Con el asalto del capitalismo depredador a las zonas más remotas de la Amazonia (y otras partes del planeta), el número de “nuevos” pueblos continúa aumentando. Esta creciente aparición de grupos aislados –con su consecuente y siempre traumática ruptura del aislamiento, eufemísticamente llamada “contacto”– se debe a la intensa presión que los gobiernos nacionales y las empresas transnacionales vienen ejerciendo sobre sus territorios, bajo la forma de megaproyectos de infraestructura (que incentivan el acaparamiento de tierras, la ganadería extensiva y los monocultivos industriales, y la tala ilegal) y de grandes empresas extractivas (petróleo y minería).

La presente década marca lo que parece ser el cierre del asedio a los pueblos indígenas de la selva tropical más grande del mundo, ahora transformada en la “última frontera” de la acumulación primitiva de capital y punto caliente de devastación ambiental. Más aún porque, después de un período relativamente largo en el que las políticas indígenas de varios países amazónicos –en contradicción con otras políticas públicas de esos mismos países– se guiaron por el respeto a los grupos en aislamiento voluntario, las amenazas a todos los pueblos indígenas (aislados o no) creadas por el “desarrollo” ahora se están consolidando en iniciativas estatales abiertamente etnocidas.
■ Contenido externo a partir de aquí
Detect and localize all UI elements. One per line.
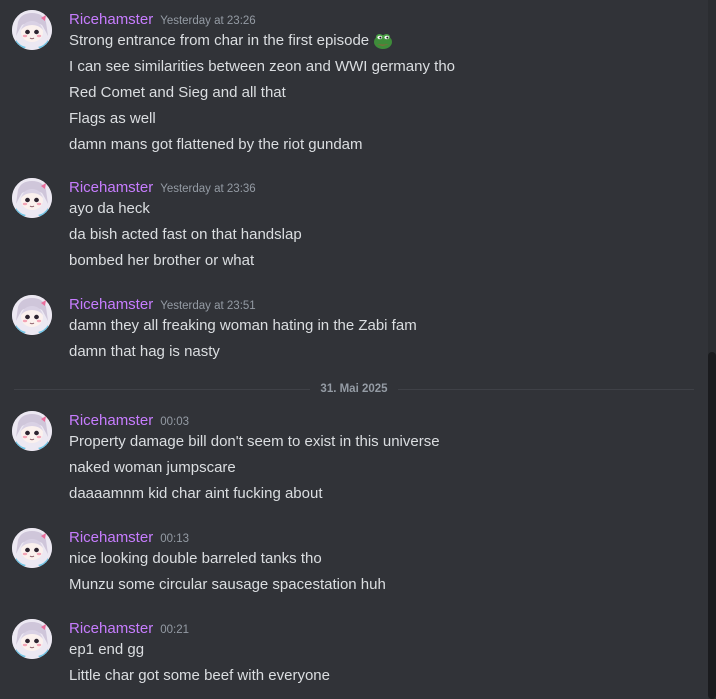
- message-text: nice looking double barreled tanks tho: [69, 550, 322, 567]
- date-divider-label: 31. Mai 2025: [310, 381, 398, 397]
- message-text: I can see similarities between zeon and …: [69, 58, 456, 75]
- anime-girl-avatar-icon[interactable]: [12, 619, 52, 659]
- username[interactable]: Ricehamster: [69, 529, 153, 546]
- timestamp[interactable]: Yesterday at 23:36: [160, 183, 255, 195]
- message-text: damn they all freaking woman hating in t…: [69, 317, 417, 334]
- message-text: Flags as well: [69, 110, 156, 127]
- message-text: ep1 end gg: [69, 641, 145, 658]
- message-header: Ricehamster 00:13: [69, 528, 189, 548]
- message-header: Ricehamster 00:03: [69, 411, 189, 431]
- username[interactable]: Ricehamster: [69, 620, 153, 637]
- scrollbar-track[interactable]: [708, 0, 716, 699]
- username[interactable]: Ricehamster: [69, 296, 153, 313]
- timestamp[interactable]: 00:03: [160, 416, 189, 428]
- message-header: Ricehamster Yesterday at 23:36: [69, 178, 256, 198]
- message-text: Munzu some circular sausage spacestation…: [69, 576, 386, 593]
- scrollbar-thumb[interactable]: [708, 352, 716, 699]
- username[interactable]: Ricehamster: [69, 11, 153, 28]
- username[interactable]: Ricehamster: [69, 412, 153, 429]
- message-text: damn mans got flattened by the riot gund…: [69, 136, 363, 153]
- timestamp[interactable]: Yesterday at 23:51: [160, 300, 255, 312]
- anime-girl-avatar-icon[interactable]: [12, 528, 52, 568]
- pepe-frog-icon[interactable]: [373, 31, 393, 56]
- timestamp[interactable]: 00:21: [160, 624, 189, 636]
- timestamp[interactable]: Yesterday at 23:26: [160, 15, 255, 27]
- message-text: Red Comet and Sieg and all that: [69, 84, 286, 101]
- anime-girl-avatar-icon[interactable]: [12, 178, 52, 218]
- anime-girl-avatar-icon[interactable]: [12, 295, 52, 335]
- anime-girl-avatar-icon[interactable]: [12, 10, 52, 50]
- anime-girl-avatar-icon[interactable]: [12, 411, 52, 451]
- message-header: Ricehamster 00:21: [69, 619, 189, 639]
- message-text: bombed her brother or what: [69, 252, 255, 269]
- message-text: ayo da heck: [69, 200, 150, 217]
- message-header: Ricehamster Yesterday at 23:26: [69, 10, 256, 30]
- message-text: naked woman jumpscare: [69, 459, 236, 476]
- message-text: Property damage bill don't seem to exist…: [69, 433, 440, 450]
- timestamp[interactable]: 00:13: [160, 533, 189, 545]
- message-text: damn that hag is nasty: [69, 343, 220, 360]
- message-text: daaaamnm kid char aint fucking about: [69, 485, 323, 502]
- message-list: Ricehamster Yesterday at 23:26 Strong ent…: [0, 0, 708, 699]
- message-header: Ricehamster Yesterday at 23:51: [69, 295, 256, 315]
- username[interactable]: Ricehamster: [69, 179, 153, 196]
- message-text: Strong entrance from char in the first e…: [69, 30, 393, 52]
- message-text: Little char got some beef with everyone: [69, 667, 330, 684]
- message-text: da bish acted fast on that handslap: [69, 226, 302, 243]
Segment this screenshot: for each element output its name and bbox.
Este es especialmente el caso de Brasil, donde el gobierno de extrema derecha que acaba de llegar al poder no perdió tiempo en comenzar a desmantelar la maquinaria legislativa y administrativa destinada a proteger el medio ambiente y defender a las poblaciones tradicionales, anulando, entre otras violaciones de los derechos de estas poblaciones, la política de no contacto con los pueblos aislados (monitoreo remoto, demarcación de territorios protegidos), vigente desde 1987. El nuevo gobierno está enteramente (este adverbio lo distingue de los gobiernos anteriores) al servicio de los intereses del gran capital financiero, extractivo y agroindustrial, por un lado, y de fuertes vestíbulo evangélicos fundamentalistas, por otro; En conjunto, estos intereses –el del neoliberalismo económico y el del oscurantismo ideológico– controlan el parlamento y ocupan posiciones claves en el poder ejecutivo.

El gran capital codicia las tierras indígenas con el objetivo de expandir la extracción minera y el agronegocio, en un contexto de creciente privatización de tierras públicas. EL vestíbulo Los evangélicos codician las almas indígenas, pretendiendo destruir la relación de inmanencia entre humanos y no humanos, pueblo y territorio –una inmanencia que constituye las formas de vida indígenas–, para universalizar la figura heterónoma del ciudadano-consumidor “brasileño”, dócil al Estado y subordinado al capital. Este colonialismo espiritual es un accesorio del proceso de expropiación territorial, pero es sobre todo un arma estratégica en la guerra que libra el Estado contra toda “forma libre” de vida.

*Eduardo Viveiros de Castro es profesor de antropología en el Museo Nacional de la UFRJ. Autor, entre otros libros, de Inconstancias del alma salvaje (Ubu).

referencia


Eduardo Viveiros de Castro. El bosque de cristal: ensayos de antropología. São Paulo, ediciones n-1, 2025, 360 páginas. [https://amzn.to/3FA4j2m]

El lanzamiento en São Paulo será este sábado 15 de marzo, a las 03h, en la Sala del Conservatorio de la Praça das Artes – Av. São João 14.